To his left lay the village proper. He turned Challenger to the right; head rising, he touched his heels to the big horse’s flanks and cantered down the road.
He rounded the bend, heart lifting with anticipation.
A phaeton lay overturned by the side of the road.
The horse trapped in the traces, panicked and ungovernable, attempted to rear, paying no attention to the lady clinging to its bridle, trying to calm it.
Jack took in the scene in one glance. Face hardening, he dug his heels in, pushing Challenger into a gallop.
Any second the trapped horse would lash out—at the lady.
She heard the thunder of approaching hooves and glanced fleetingly over her shoulder.
Watching the trapped horse, Jack came out of his saddle at a run. With hip and shoulder, he shoved the lady aside and lunged for the reins—just as the horse lashed out.
“Oh!” The lady flew sideways, landing in the lush grass beyond the ditch.
Jack ducked, but the iron-shod hoof grazed his head—in exactly the same spot he’d been coshed.
He swore, then bit his lip, hard. Blinking against the pain, weaving to avoid being butted, he grabbed the horse’s bridle above the bit, exerted enough pressure to let the animal know he was in the hands of someone who knew, and started talking. Crooning, assuring the animal that all danger had passed.

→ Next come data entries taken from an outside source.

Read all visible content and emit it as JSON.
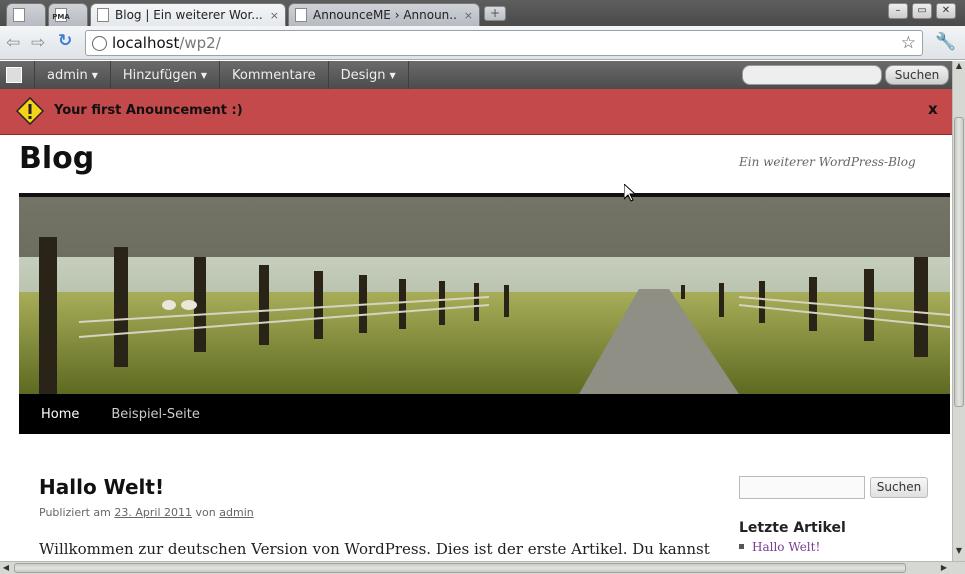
{
  "browser": {
    "tabs": [
      {
        "title": "",
        "favicon": "page-icon"
      },
      {
        "title": "",
        "favicon": "pma-icon",
        "favicon_text": "PMA"
      },
      {
        "title": "Blog | Ein weiterer Wor...",
        "favicon": "page-icon",
        "active": true,
        "close": "×"
      },
      {
        "title": "AnnounceME › Announ...",
        "favicon": "page-icon",
        "close": "×"
      }
    ],
    "new_tab_label": "+",
    "window_controls": {
      "minimize": "–",
      "maximize": "▭",
      "close": "✕"
    },
    "back_icon": "⇦",
    "forward_icon": "⇨",
    "reload_icon": "↻",
    "url_host": "localhost",
    "url_path": "/wp2/",
    "bookmark_icon": "☆",
    "menu_icon": "🔧"
  },
  "adminbar": {
    "items": [
      {
        "label": "admin",
        "caret": "▼"
      },
      {
        "label": "Hinzufügen",
        "caret": "▼"
      },
      {
        "label": "Kommentare",
        "caret": ""
      },
      {
        "label": "Design",
        "caret": "▼"
      }
    ],
    "search_button": "Suchen"
  },
  "announcement": {
    "text": "Your first Anouncement :)",
    "close": "x",
    "background": "#c4494a"
  },
  "site": {
    "title": "Blog",
    "tagline": "Ein weiterer WordPress-Blog",
    "nav": [
      {
        "label": "Home",
        "current": true
      },
      {
        "label": "Beispiel-Seite",
        "current": false
      }
    ]
  },
  "post": {
    "title": "Hallo Welt!",
    "meta_prefix": "Publiziert am",
    "date": "23. April 2011",
    "meta_by": "von",
    "author": "admin",
    "body": "Willkommen zur deutschen Version von WordPress. Dies ist der erste Artikel. Du kannst"
  },
  "sidebar": {
    "search_button": "Suchen",
    "recent_title": "Letzte Artikel",
    "recent_items": [
      "Hallo Welt!"
    ]
  }
}
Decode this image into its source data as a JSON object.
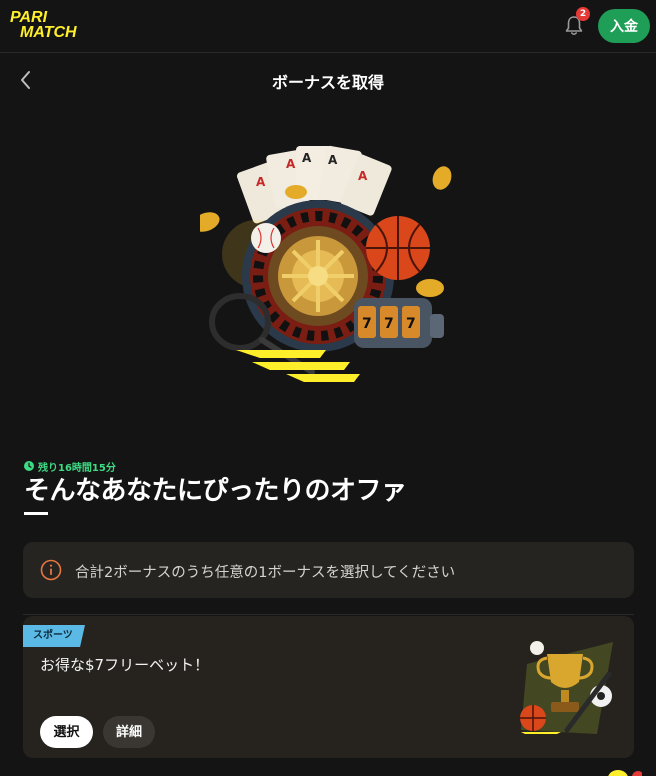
{
  "topbar": {
    "logo_line1": "PARI",
    "logo_line2": "MATCH",
    "notification_count": "2",
    "deposit_label": "入金"
  },
  "header": {
    "title": "ボーナスを取得"
  },
  "offer": {
    "timer_text": "残り16時間15分",
    "headline": "そんなあなたにぴったりのオファ"
  },
  "info": {
    "text": "合計2ボーナスのうち任意の1ボーナスを選択してください"
  },
  "cards": [
    {
      "tag": "スポーツ",
      "title": "お得な$7フリーベット！",
      "select_label": "選択",
      "detail_label": "詳細"
    }
  ],
  "colors": {
    "background": "#141414",
    "brand_yellow": "#ffef2b",
    "deposit_green": "#1f9e57",
    "timer_green": "#3ddc84",
    "tag_blue": "#5bb9e6",
    "info_orange": "#e8763f",
    "badge_red": "#e53935"
  },
  "icons": {
    "notification": "bell-icon",
    "back": "chevron-left-icon",
    "timer": "clock-icon",
    "info": "info-circle-icon"
  }
}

The horse, a young bay gelding, stamped its hooves and shook its head; Jack hung on and kept talking.
Gradually, the horse quieted.
Jack shot a glance at the lady. Riding up, all he’d seen was her back—that she had a wealth of dark mahogany hair worn in an elegantly plaited and coiled chignon, was wearing a plum-colored walking dress, and was uncommonly tall.
On her back on the bank beyond the ditch, she struggled onto her elbows. Across the ditch, their gazes locked.
Her face was classically beautiful.
Her dark gaze was a fulminating glare.